When the U.S. Army wants to equip soldiers with solar panels instead of battery packs, or the Central Intelligence Agency wants to combine maps, databases, and satellite imagery—or the National Aeronautics and Space Administration wants to find better ways to recycle water in space, whom do they call?
Time’s up, people—they call venture capital.
Or, to be more precise, they set up their own venture capital arms to help finance the cutting-edge technologies most likely to help them do their jobs. That way, they can ferret out and partner with the kind of innovative startups that might never make it through the bureaucratic government-contracting maze.
The latest entrant to the government innovation sweepstakes is NASA, which this month issued a “Request for Information” from organizations interested in partnering with the agency to set up an independent venture capital fund.
To be launched later this year, “Red Planet Capital” will be modeled on In-Q-Tel, an independent nonprofit firm set up by the Central Intelligence Agency in 1999.

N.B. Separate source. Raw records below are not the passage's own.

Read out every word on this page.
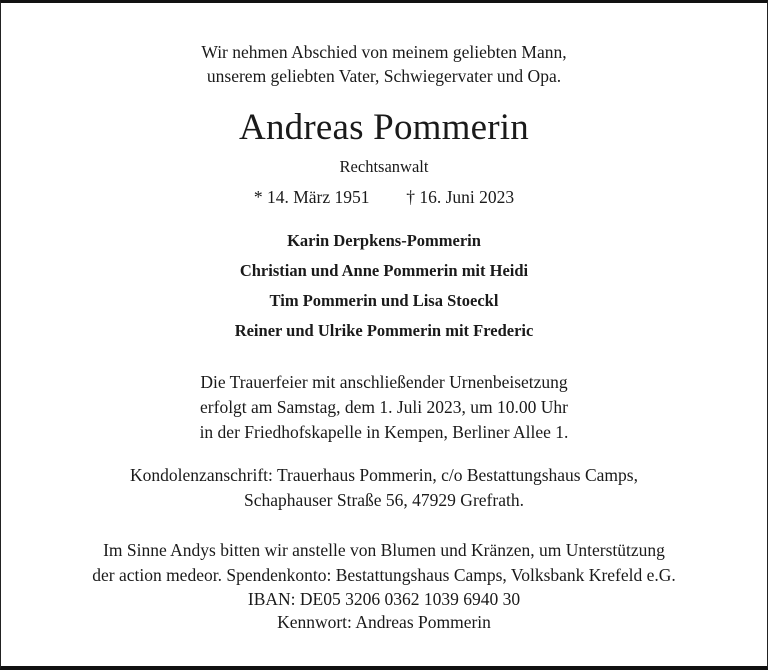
Wir nehmen Abschied von meinem geliebten Mann,
unserem geliebten Vater, Schwiegervater und Opa.
Andreas Pommerin
Rechtsanwalt
* 14. März 1951 † 16. Juni 2023
Karin Derpkens-Pommerin
Christian und Anne Pommerin mit Heidi
Tim Pommerin und Lisa Stoeckl
Reiner und Ulrike Pommerin mit Frederic
Die Trauerfeier mit anschließender Urnenbeisetzung
erfolgt am Samstag, dem 1. Juli 2023, um 10.00 Uhr
in der Friedhofskapelle in Kempen, Berliner Allee 1.
Kondolenzanschrift: Trauerhaus Pommerin, c/o Bestattungshaus Camps,
Schaphauser Straße 56, 47929 Grefrath.
Im Sinne Andys bitten wir anstelle von Blumen und Kränzen, um Unterstützung
der action medeor. Spendenkonto: Bestattungshaus Camps, Volksbank Krefeld e.G.
IBAN: DE05 3206 0362 1039 6940 30
Kennwort: Andreas Pommerin
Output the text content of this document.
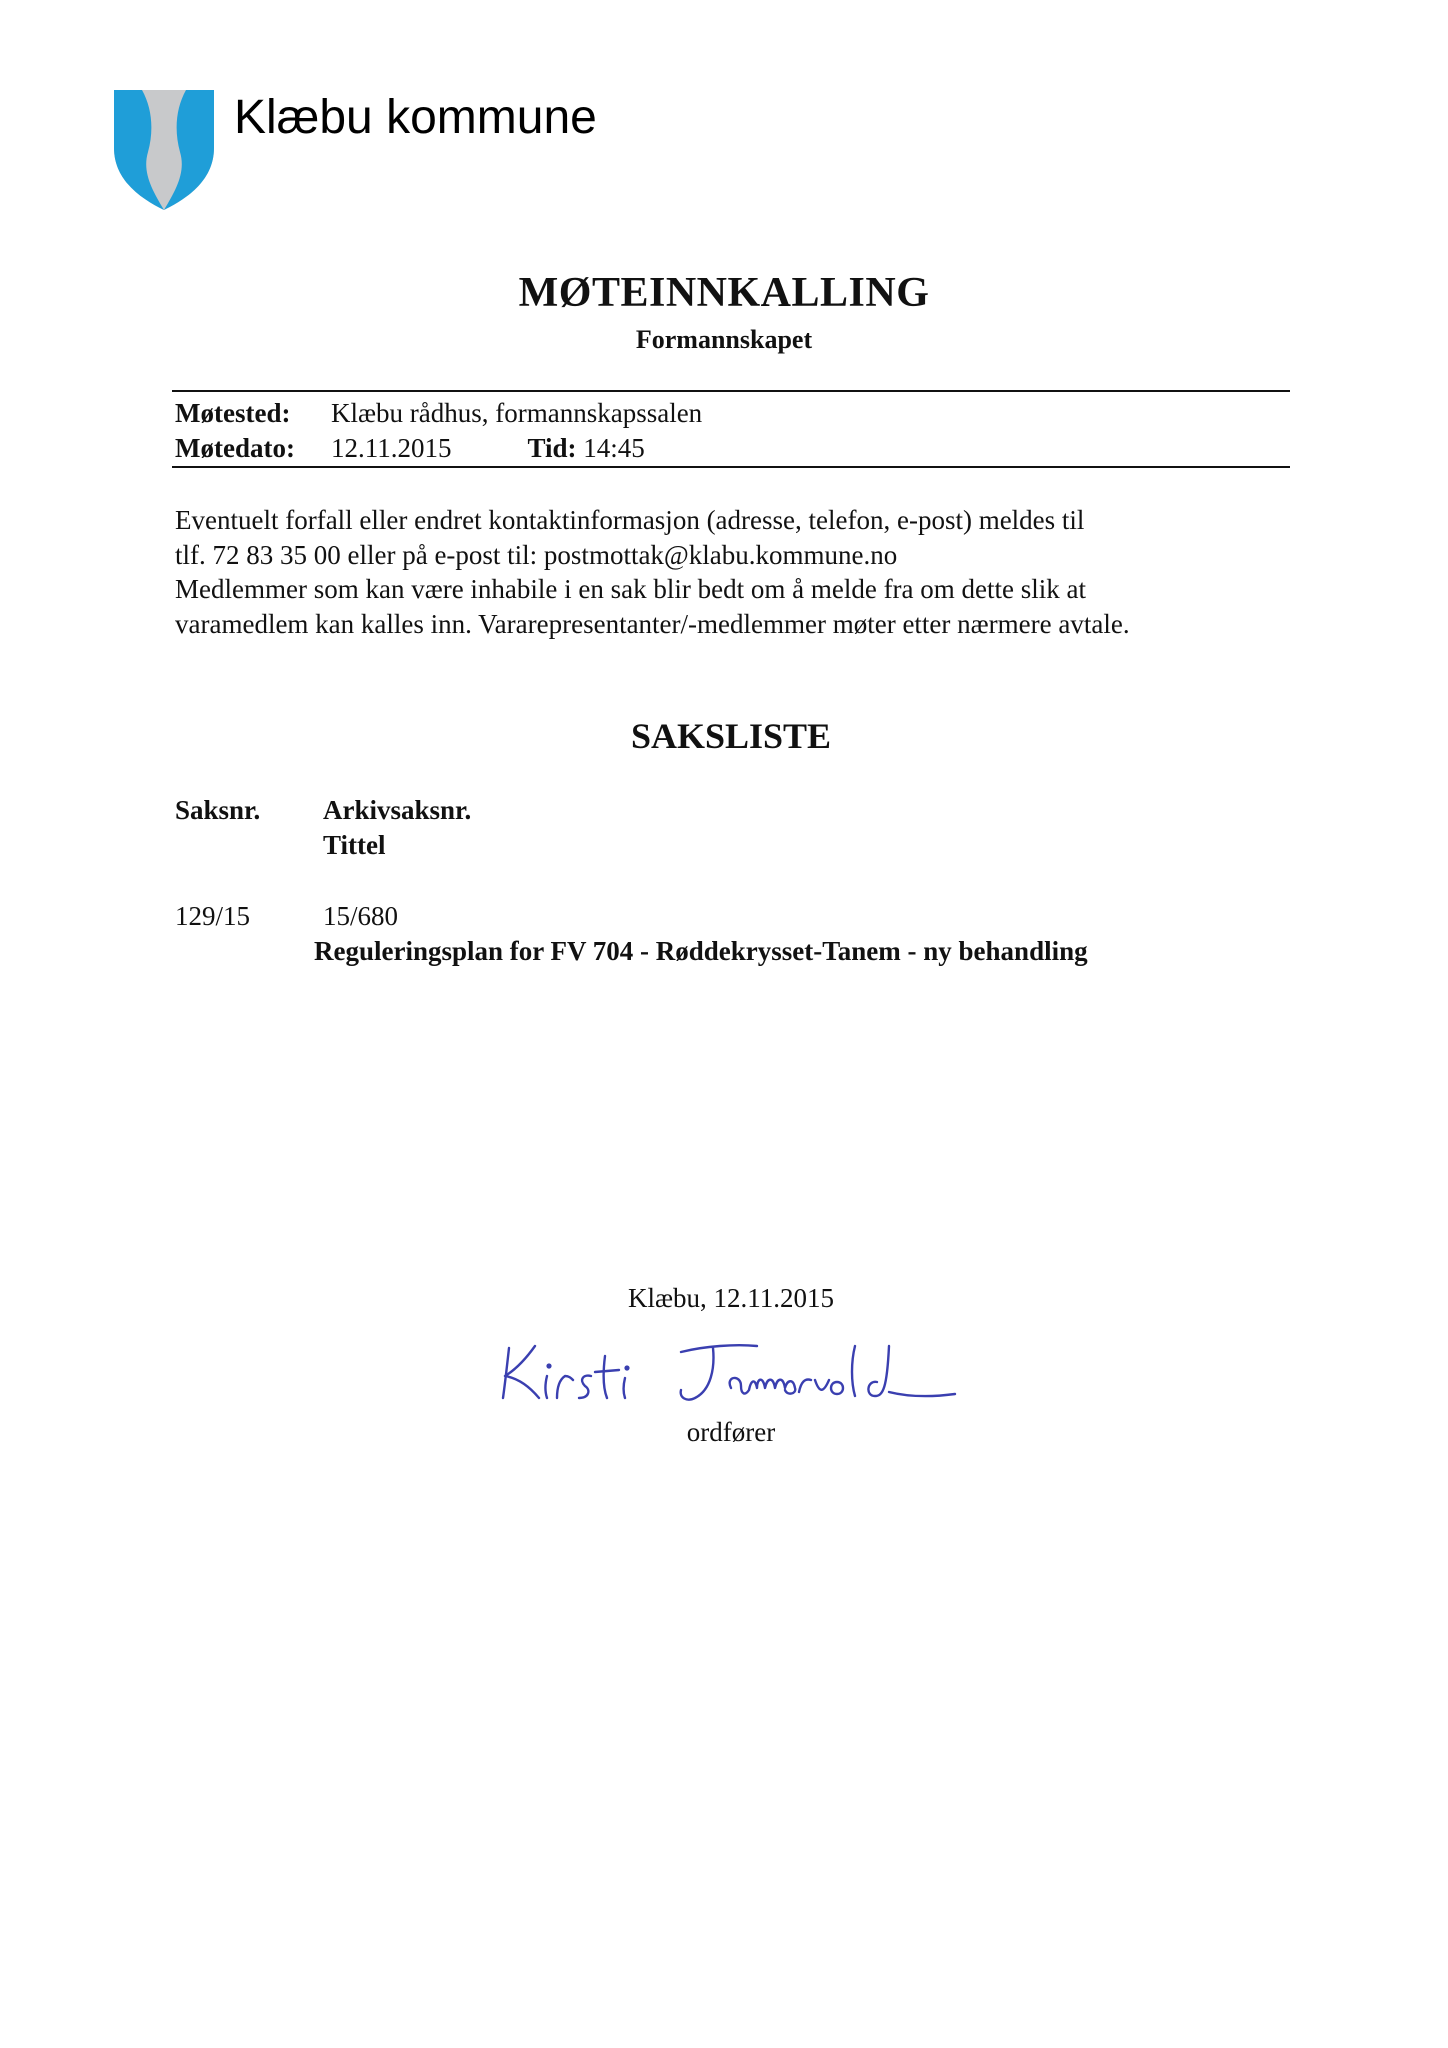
Klæbu kommune
MØTEINNKALLING
Formannskapet
Møtested: Klæbu rådhus, formannskapssalen
Møtedato: 12.11.2015	Tid: 14:45
Eventuelt forfall eller endret kontaktinformasjon (adresse, telefon, e-post) meldes til
tlf. 72 83 35 00 eller på e-post til: postmottak@klabu.kommune.no
Medlemmer som kan være inhabile i en sak blir bedt om å melde fra om dette slik at
varamedlem kan kalles inn. Vararepresentanter/-medlemmer møter etter nærmere avtale.
SAKSLISTE
Saksnr. Arkivsaksnr.
Tittel
129/15	15/680
Reguleringsplan for FV 704 - Røddekrysset-Tanem - ny behandling
Klæbu, 12.11.2015
ordfører
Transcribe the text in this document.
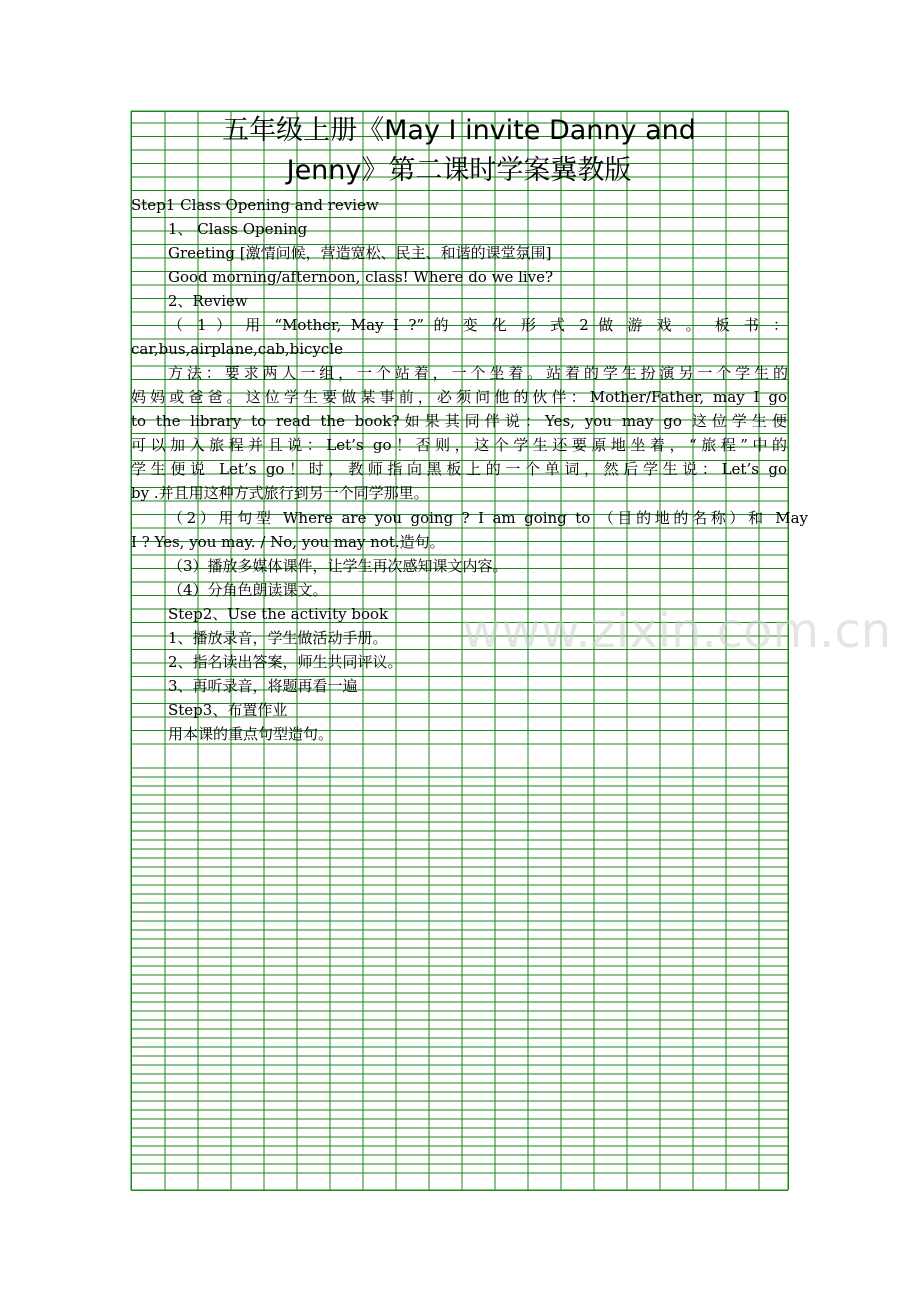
五年级上册《May I invite Danny and
Jenny》第二课时学案冀教版
Step1 Class Opening and review
1、 Class Opening
Greeting [激情问候，营造宽松、民主、和谐的课堂氛围]
Good morning/afternoon, class! Where do we live?
2、Review
（ 1 ） 用 “Mother, May I ?” 的 变 化 形 式 2 做 游 戏 。 板 书 ：
car,bus,airplane,cab,bicycle
方法：要求两人一组，一个站着，一个坐着。站着的学生扮演另一个学生的
妈妈或爸爸。这位学生要做某事前，必须问他的伙伴：Mother/Father, may I go
to the library to read the book?如果其同伴说：Yes, you may go 这位学生便
可以加入旅程并且说：Let’s go！否则，这个学生还要原地坐着，“旅程”中的
学生便说 Let’s go！时，教师指向黑板上的一个单词，然后学生说：Let’s go
by .并且用这种方式旅行到另一个同学那里。
（2）用句型 Where are you going ? I am going to （目的地的名称）和 May
I ? Yes, you may. / No, you may not.造句。
（3）播放多媒体课件，让学生再次感知课文内容。
（4）分角色朗读课文。
Step2、Use the activity book
1、播放录音，学生做活动手册。
2、指名读出答案，师生共同评议。
3、再听录音，将题再看一遍
Step3、布置作业
用本课的重点句型造句。
www.zixin.com.cn
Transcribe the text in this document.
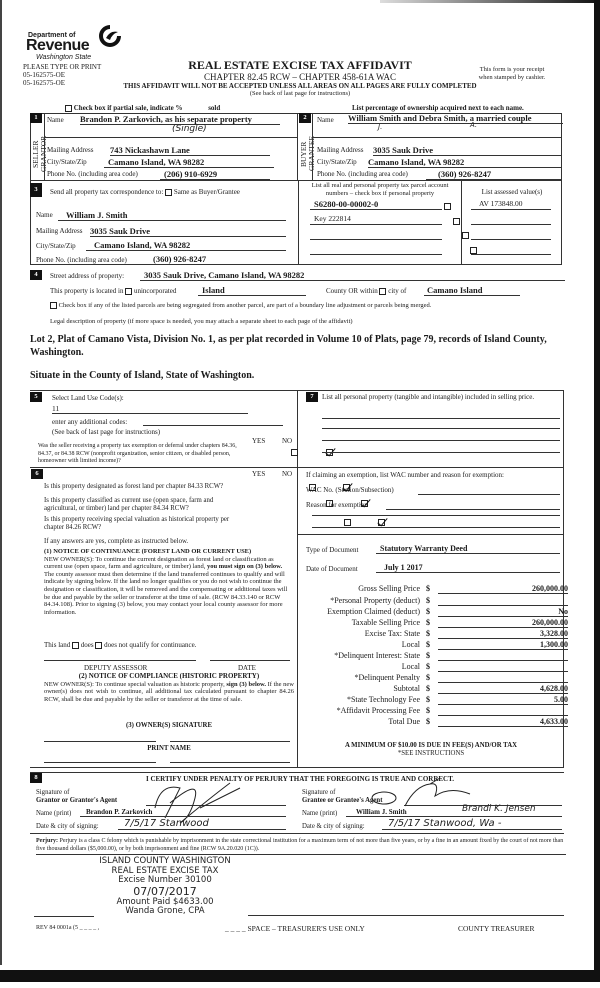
Department of
Revenue
Washington State
PLEASE TYPE OR PRINT
05-162575-OE
05-162575-OE
REAL ESTATE EXCISE TAX AFFIDAVIT
CHAPTER 82.45 RCW – CHAPTER 458-61A WAC
This form is your receipt
when stamped by cashier.
THIS AFFIDAVIT WILL NOT BE ACCEPTED UNLESS ALL AREAS ON ALL PAGES ARE FULLY COMPLETED
(See back of last page for instructions)
Check box if partial sale, indicate %	sold	List percentage of ownership acquired next to each name.
1
SELLER
Name Brandon P. Zarkovich, as his separate property
(Single)
Mailing Address 743 Nickashawn Lane
City/State/Zip	Camano Island, WA 98282
Phone No. (including area code)	(206) 910-6929
2
BUYER
Name William Smith and Debra Smith, a married couple
J.	A.
Mailing Address 3035 Sauk Drive
City/State/Zip Camano Island, WA 98282
Phone No. (including area code)	(360) 926-8247
3	Send all property tax correspondence to: Same as Buyer/Grantee
Name	William J. Smith
Mailing Address 3035 Sauk Drive
City/State/Zip	Camano Island, WA 98282
Phone No. (including area code)	(360) 926-8247
List all real and personal property tax parcel account numbers – check box if personal property	List assessed value(s)
S6280-00-00002-0
	AV 173848.00
Key 222814

4	Street address of property:	3035 Sauk Drive, Camano Island, WA 98282
This property is located in unincorporated	Island	County OR within city of	Camano Island
Check box if any of the listed parcels are being segregated from another parcel, are part of a boundary line adjustment or parcels being merged.
Legal description of property (if more space is needed, you may attach a separate sheet to each page of the affidavit)
Lot 2, Plat of Camano Vista, Division No. 1, as per plat recorded in Volume 10 of Plats, page 79, records of Island County, Washington.
Situate in the County of Island, State of Washington.
5	Select Land Use Code(s):
11
enter any additional codes:
(See back of last page for instructions)
YES NO
Was the seller receiving a property tax exemption or deferral under chapters 84.36, 84.37, or 84.38 RCW (nonprofit organization, senior citizen, or disabled person, homeowner with limited income)?

6	YES NO
Is this property designated as forest land per chapter 84.33 RCW?

Is this property classified as current use (open space, farm and agricultural, or timber) land per chapter 84.34 RCW?

Is this property receiving special valuation as historical property per chapter 84.26 RCW?

If any answers are yes, complete as instructed below.
(1) NOTICE OF CONTINUANCE (FOREST LAND OR CURRENT USE)
NEW OWNER(S): To continue the current designation as forest land or classification as current use (open space, farm and agriculture, or timber) land, you must sign on (3) below. The county assessor must then determine if the land transferred continues to qualify and will indicate by signing below. If the land no longer qualifies or you do not wish to continue the designation or classification, it will be removed and the compensating or additional taxes will be due and payable by the seller or transferor at the time of sale. (RCW 84.33.140 or RCW 84.34.108). Prior to signing (3) below, you may contact your local county assessor for more information.
This land does does not qualify for continuance.
DEPUTY ASSESSOR	DATE
(2) NOTICE OF COMPLIANCE (HISTORIC PROPERTY)
NEW OWNER(S): To continue special valuation as historic property, sign (3) below. If the new owner(s) does not wish to continue, all additional tax calculated pursuant to chapter 84.26 RCW, shall be due and payable by the seller or transferor at the time of sale.
(3) OWNER(S) SIGNATURE
PRINT NAME
7	List all personal property (tangible and intangible) included in selling price.
If claiming an exemption, list WAC number and reason for exemption:
WAC No. (Section/Subsection)
Reason for exemption
Type of Document	Statutory Warranty Deed
Date of Document	July 1 2017
Gross Selling Price $	260,000.00
*Personal Property (deduct) $
Exemption Claimed (deduct) $	No
Taxable Selling Price $	260,000.00
Excise Tax: State $	3,328.00
Local $	1,300.00
*Delinquent Interest: State $
Local $
*Delinquent Penalty $
Subtotal $	4,628.00
*State Technology Fee $	5.00
*Affidavit Processing Fee $
Total Due $	4,633.00
A MINIMUM OF $10.00 IS DUE IN FEE(S) AND/OR TAX
*SEE INSTRUCTIONS
8	I CERTIFY UNDER PENALTY OF PERJURY THAT THE FOREGOING IS TRUE AND CORRECT.
Signature of
Grantor or Grantor's Agent
Name (print)	Brandon P. Zarkovich
Date & city of signing:	7/5/17 Stanwood
Signature of
Grantee or Grantee's Agent
Name (print)	William J. Smith	Brandi K. Jensen
Date & city of signing:	7/5/17 Stanwood, Wa -
Perjury: Perjury is a class C felony which is punishable by imprisonment in the state correctional institution for a maximum term of not more than five years, or by a fine in an amount fixed by the court of not more than five thousand dollars ($5,000.00), or by both imprisonment and fine (RCW 9A.20.020 (1C)).
ISLAND COUNTY WASHINGTON
REAL ESTATE EXCISE TAX
Excise Number 30100
07/07/2017
Amount Paid $4633.00
Wanda Grone, CPA
REV 84 0001a (5 _ _ _ _ ,	_ _ _ _ SPACE – TREASURER'S USE ONLY	COUNTY TREASURER
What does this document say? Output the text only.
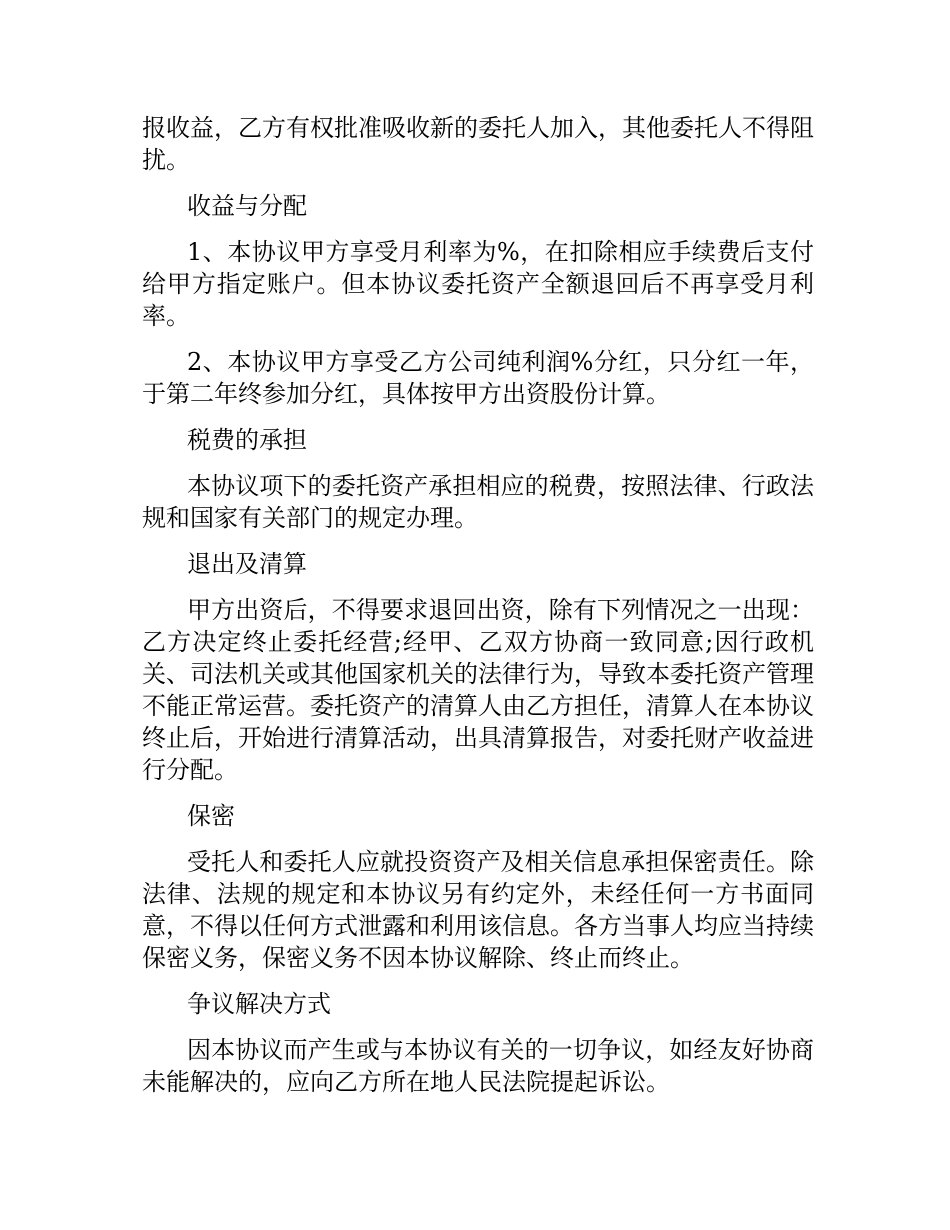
报收益，乙方有权批准吸收新的委托人加入，其他委托人不得阻扰。

收益与分配

1、本协议甲方享受月利率为%，在扣除相应手续费后支付给甲方指定账户。但本协议委托资产全额退回后不再享受月利率。

2、本协议甲方享受乙方公司纯利润%分红，只分红一年，于第二年终参加分红，具体按甲方出资股份计算。

税费的承担

本协议项下的委托资产承担相应的税费，按照法律、行政法规和国家有关部门的规定办理。

退出及清算

甲方出资后，不得要求退回出资，除有下列情况之一出现：乙方决定终止委托经营;经甲、乙双方协商一致同意;因行政机关、司法机关或其他国家机关的法律行为，导致本委托资产管理不能正常运营。委托资产的清算人由乙方担任，清算人在本协议终止后，开始进行清算活动，出具清算报告，对委托财产收益进行分配。

保密

受托人和委托人应就投资资产及相关信息承担保密责任。除法律、法规的规定和本协议另有约定外，未经任何一方书面同意，不得以任何方式泄露和利用该信息。各方当事人均应当持续保密义务，保密义务不因本协议解除、终止而终止。

争议解决方式

因本协议而产生或与本协议有关的一切争议，如经友好协商未能解决的，应向乙方所在地人民法院提起诉讼。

“NASA’s looking at going to the moon and returning to Mars and at ambitious plans for human space flight,” says agency spokeswoman Melissa Mathews. “We’re building on existing technology, but obviously there’s technology we need to foster, so this is one way of doing that.”
With $63 million from the CIA, In-Q-Tel partners with other venture firms to fund companies developing new ways to sort, handle, and secure data. So far, it has invested in more than 90 companies and reviewed more than 5,400 business plans, leveraging more than eight dollars in private capital for each dollar it puts in.
The Army followed the same model a few years later, when it set up OnPoint Technologies to invest in a $25-million venture fund. Both firms are independently run as nonprofits, a model NASA expects to follow.
The space agency plans to invest $11 million in fiscal 2006 and eventually increase that figure to about $20 million a year, focusing on technologies that involve water reuse and recycling, improvements to spacesuits and other machinery used in exploration, environmental monitoring and control, and data systems and biomedical support for exploration missions.
Maybe with the right investments, NASA can finally find a fix for the costly and fatal malfunctions that have put the agency under the harsh glare of the public spotlight in recent years.